Coming into this season, the Devils faced some major question marks with the young players in camp. One of the biggest mysteries was Rod Pelley, who failed to impress both Brent Sutter and Jacques Lemaire.
But under John MacLean, Pelley has flourished into a “John Madden“-esque role, providing the lineup with a solid defensive forward.
The Devils signed Pelley as an undrafted free agent in 2006, after the center finished playing for Ohio State University. Coming out of Ohio State, Pelley was expected to be an offensive center. As one scouting report read:
Pelley is a tough, hard-hitting forward who excels in the faceoff circle. He plays with an edge and is fiercly competitive. Pelley’s skating ability combines power with good speed and quickness. He is strong on skates and is tough to move off of the puck. He has great on-ice vision and hockey sense. He anticipates were plays are going quite well too.
One of Pelley’s best attributes is his cannon-like shot. He’s a player who also loves to shoot and has a superb wrist shot. He has a real nose for the net and is willing to pay a price in high traffic areas to make the plays.
Pelley caught fire with the Lowell Devils, scoring 17 goals and leading all rookie skaters with 29 points. That play earned Pelley a NHL callup, and he dressed for nine games, failing to record a point. He stuck with the Devils in 2007-08, playing 58 games. Pelley recorded six points and 19 penalty minutes, but didn’t impress Brent Sutter enough to stick with the club for the entire season. After those 58 games, Pelley was sent down to the AHL, where he remained from the end of 2007 until the 2009-10 season.
Lemaire gave Pelley another shot last season, and the center stayed with the team the entire season. Pelley dressed for 63 games, recording 10 points and 40 penalty minutes. But Pelley couldn’t break the fourth line role, and he never earned the type of penalty kill time to prove his worth.
Instead of just sticking Pelley on the fourth line, current coach John MacLean used the center in different situations. He put Pelley on the penalty kill, increasing his responsibilities. Not only did Pelley step up to the challenge, he excelled at it. His good play (and injuries) brought him the opportunity, and Pelley took full advantage. He’s moved up to the center the second or third line, and MacLean turned to him in several key situations.

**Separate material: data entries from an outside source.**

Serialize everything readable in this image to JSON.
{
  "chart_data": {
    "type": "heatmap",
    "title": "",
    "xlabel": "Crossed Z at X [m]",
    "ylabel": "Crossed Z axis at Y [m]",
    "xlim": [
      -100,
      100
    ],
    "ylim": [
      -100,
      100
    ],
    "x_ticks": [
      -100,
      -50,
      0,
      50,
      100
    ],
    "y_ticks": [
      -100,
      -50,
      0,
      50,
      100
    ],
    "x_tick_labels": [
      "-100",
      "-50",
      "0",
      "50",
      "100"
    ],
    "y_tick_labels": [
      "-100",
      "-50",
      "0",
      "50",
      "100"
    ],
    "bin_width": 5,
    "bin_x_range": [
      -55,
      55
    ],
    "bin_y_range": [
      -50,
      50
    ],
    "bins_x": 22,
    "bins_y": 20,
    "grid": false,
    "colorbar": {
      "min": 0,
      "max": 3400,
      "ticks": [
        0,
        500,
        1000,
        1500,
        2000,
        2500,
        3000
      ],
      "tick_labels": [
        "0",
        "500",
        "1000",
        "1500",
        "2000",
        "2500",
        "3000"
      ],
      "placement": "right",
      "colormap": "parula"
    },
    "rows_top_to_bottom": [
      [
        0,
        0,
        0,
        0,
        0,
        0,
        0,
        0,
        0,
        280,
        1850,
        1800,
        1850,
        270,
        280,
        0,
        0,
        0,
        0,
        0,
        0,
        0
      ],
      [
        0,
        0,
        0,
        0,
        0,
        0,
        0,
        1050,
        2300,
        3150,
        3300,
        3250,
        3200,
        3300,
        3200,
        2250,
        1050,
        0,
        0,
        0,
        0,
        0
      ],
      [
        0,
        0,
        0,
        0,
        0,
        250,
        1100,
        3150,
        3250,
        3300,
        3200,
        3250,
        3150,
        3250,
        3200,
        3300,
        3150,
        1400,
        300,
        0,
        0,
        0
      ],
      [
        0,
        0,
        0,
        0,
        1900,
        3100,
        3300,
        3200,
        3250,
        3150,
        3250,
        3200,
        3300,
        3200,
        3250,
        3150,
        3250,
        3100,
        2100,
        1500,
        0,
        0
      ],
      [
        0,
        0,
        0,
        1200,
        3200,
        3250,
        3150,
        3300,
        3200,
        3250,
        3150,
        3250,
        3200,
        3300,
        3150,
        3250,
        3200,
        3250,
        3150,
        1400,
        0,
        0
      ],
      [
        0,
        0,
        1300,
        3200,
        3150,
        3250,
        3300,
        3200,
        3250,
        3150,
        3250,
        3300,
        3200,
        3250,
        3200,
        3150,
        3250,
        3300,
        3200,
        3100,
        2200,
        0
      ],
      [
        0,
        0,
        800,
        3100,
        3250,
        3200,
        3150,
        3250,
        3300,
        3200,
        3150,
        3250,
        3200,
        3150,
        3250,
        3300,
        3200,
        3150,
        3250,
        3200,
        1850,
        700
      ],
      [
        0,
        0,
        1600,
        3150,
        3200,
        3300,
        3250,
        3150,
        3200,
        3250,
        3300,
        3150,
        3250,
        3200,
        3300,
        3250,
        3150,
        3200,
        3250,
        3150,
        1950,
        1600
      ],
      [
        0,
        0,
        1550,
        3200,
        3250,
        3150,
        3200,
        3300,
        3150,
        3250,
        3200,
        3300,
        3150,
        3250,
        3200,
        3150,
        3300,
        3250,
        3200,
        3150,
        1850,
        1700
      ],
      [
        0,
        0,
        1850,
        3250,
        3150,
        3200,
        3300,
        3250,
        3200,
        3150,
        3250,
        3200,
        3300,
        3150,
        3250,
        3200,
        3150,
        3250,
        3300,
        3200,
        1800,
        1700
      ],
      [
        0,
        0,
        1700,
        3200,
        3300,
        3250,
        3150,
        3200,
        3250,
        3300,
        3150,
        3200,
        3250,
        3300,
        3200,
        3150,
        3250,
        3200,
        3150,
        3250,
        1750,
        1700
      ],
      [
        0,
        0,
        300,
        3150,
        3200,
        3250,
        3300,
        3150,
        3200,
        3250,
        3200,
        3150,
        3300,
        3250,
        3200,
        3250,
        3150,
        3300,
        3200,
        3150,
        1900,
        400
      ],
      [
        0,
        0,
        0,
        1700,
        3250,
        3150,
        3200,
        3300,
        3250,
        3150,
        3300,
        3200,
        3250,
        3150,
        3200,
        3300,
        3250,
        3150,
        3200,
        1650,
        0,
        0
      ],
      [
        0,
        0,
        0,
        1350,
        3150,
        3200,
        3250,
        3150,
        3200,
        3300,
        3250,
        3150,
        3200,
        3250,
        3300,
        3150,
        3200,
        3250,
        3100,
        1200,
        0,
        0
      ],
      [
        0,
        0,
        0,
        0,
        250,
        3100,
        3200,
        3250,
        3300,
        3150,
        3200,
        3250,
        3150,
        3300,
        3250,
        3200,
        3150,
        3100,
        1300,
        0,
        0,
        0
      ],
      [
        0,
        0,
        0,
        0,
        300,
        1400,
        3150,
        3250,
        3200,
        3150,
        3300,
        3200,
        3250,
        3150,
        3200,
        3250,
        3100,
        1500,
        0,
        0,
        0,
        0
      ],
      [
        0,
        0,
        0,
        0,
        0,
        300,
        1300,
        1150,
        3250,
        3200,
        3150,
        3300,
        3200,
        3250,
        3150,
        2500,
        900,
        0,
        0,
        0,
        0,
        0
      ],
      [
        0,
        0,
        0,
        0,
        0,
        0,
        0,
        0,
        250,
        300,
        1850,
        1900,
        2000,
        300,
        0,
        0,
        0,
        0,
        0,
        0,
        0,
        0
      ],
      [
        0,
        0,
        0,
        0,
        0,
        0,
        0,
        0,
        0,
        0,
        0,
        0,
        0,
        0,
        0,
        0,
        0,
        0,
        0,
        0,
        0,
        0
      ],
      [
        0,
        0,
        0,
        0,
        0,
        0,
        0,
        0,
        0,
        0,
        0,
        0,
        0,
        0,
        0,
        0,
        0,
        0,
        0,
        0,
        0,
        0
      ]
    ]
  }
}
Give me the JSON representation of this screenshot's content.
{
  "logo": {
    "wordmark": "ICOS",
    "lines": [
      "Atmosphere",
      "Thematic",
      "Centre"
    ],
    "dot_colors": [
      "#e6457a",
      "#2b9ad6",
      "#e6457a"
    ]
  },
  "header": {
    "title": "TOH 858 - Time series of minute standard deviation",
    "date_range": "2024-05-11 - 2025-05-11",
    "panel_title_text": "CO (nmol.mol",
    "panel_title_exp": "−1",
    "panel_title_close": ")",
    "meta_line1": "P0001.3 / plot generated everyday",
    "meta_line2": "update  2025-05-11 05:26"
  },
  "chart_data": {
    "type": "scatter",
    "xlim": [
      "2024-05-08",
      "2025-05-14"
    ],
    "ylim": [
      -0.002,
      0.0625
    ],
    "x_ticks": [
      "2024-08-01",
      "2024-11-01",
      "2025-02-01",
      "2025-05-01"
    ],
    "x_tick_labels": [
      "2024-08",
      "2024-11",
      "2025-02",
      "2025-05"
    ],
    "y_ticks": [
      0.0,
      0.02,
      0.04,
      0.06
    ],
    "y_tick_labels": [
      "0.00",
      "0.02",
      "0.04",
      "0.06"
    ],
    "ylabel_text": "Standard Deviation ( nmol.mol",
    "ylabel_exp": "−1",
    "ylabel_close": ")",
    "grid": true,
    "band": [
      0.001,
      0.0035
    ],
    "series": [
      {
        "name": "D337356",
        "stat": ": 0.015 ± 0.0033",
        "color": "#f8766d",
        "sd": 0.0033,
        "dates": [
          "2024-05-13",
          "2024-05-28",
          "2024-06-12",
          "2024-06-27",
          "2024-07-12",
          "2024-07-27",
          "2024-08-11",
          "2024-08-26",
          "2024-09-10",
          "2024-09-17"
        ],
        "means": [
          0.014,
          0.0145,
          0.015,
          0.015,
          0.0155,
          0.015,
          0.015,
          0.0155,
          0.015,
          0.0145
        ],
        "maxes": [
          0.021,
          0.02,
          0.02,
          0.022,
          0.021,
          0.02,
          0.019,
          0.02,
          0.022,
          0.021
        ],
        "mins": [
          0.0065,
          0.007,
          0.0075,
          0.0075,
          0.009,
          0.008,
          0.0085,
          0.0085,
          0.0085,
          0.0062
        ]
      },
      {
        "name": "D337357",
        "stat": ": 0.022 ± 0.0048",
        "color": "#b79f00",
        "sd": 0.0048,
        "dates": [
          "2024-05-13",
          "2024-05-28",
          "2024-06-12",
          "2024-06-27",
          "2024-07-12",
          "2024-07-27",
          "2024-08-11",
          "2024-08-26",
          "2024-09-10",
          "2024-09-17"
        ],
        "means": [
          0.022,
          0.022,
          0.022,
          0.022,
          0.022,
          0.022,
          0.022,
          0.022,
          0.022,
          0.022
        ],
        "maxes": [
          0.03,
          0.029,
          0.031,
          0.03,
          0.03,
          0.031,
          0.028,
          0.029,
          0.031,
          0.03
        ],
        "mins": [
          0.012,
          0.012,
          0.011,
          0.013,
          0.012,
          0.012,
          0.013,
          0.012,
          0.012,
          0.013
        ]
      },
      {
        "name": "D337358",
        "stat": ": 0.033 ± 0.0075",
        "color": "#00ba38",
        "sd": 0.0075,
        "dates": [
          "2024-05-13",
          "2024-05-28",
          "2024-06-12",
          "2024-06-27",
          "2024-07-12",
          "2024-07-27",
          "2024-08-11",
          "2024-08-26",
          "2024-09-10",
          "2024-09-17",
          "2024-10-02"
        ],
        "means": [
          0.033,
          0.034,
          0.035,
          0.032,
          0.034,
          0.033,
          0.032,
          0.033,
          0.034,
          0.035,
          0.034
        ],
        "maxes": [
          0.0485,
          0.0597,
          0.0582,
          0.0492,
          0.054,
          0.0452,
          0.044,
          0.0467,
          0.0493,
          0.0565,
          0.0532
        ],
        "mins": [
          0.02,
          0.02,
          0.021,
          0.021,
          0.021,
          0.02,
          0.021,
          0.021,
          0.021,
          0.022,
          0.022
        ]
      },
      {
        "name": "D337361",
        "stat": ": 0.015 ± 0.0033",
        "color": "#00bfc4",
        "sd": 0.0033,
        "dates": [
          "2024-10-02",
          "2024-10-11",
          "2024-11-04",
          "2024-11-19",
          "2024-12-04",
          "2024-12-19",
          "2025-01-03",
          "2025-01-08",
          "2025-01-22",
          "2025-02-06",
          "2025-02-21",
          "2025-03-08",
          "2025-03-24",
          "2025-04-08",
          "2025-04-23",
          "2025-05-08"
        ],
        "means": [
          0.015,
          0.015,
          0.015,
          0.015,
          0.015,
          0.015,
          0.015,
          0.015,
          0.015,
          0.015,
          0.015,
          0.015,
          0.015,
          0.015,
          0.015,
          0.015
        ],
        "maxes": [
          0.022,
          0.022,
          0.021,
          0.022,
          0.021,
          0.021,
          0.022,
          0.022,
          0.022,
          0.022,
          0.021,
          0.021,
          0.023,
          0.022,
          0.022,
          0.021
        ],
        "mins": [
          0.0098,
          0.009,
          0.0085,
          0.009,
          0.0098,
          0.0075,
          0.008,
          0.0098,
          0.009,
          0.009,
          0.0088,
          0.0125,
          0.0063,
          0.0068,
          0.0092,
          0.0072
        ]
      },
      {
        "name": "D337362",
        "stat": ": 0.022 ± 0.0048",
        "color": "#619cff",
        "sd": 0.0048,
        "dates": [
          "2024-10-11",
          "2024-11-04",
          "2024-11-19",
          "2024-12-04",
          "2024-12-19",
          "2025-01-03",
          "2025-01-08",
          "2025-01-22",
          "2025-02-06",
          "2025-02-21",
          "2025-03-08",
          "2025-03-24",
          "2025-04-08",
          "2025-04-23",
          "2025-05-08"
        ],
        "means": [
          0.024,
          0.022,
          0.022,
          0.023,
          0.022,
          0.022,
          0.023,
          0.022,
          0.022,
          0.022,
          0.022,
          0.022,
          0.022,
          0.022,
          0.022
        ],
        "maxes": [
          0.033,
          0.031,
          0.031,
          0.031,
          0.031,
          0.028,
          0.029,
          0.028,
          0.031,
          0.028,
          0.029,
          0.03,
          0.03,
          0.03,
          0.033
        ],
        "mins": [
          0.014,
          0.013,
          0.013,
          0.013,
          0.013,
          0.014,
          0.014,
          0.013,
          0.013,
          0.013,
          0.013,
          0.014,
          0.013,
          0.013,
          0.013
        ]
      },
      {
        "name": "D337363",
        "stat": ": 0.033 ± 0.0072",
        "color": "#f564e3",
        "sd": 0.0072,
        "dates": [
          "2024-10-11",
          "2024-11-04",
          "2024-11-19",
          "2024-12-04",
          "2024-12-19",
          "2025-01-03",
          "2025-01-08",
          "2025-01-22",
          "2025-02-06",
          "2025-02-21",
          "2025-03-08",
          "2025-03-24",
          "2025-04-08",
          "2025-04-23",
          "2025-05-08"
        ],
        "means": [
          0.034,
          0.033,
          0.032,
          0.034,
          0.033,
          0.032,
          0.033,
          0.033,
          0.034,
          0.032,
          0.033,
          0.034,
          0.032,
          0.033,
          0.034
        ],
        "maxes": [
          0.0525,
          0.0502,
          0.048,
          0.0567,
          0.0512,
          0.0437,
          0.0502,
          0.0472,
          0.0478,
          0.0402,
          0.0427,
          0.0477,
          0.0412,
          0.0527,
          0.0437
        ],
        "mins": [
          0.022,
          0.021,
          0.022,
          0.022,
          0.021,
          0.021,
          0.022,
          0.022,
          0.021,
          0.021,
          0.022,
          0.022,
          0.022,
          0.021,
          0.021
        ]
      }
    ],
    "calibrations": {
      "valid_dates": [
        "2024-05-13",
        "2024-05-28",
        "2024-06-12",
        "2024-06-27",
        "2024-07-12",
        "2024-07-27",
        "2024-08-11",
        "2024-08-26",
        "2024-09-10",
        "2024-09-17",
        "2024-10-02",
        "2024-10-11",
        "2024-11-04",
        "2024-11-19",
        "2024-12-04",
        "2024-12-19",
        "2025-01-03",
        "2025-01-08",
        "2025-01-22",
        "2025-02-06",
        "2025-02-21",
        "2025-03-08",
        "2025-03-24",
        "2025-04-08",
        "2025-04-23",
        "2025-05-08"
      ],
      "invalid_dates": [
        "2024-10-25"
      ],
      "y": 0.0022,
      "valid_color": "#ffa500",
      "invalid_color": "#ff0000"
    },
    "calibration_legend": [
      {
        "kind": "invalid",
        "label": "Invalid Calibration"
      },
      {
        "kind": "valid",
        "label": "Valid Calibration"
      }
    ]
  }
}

Pelley won’t score goals or create any highlight reel plays. But he’s been a solid producer for the Devils this season, and one of the only constants in the lineup. MacLean finally gave Pelley an opportunity, and we’ve seen him excel. Pelley is finally fulfilling the “John Madden” role on this team. Devils general manager Lou Lamoriello continually praised Pelley, and the patience and faith shown has finally paid off.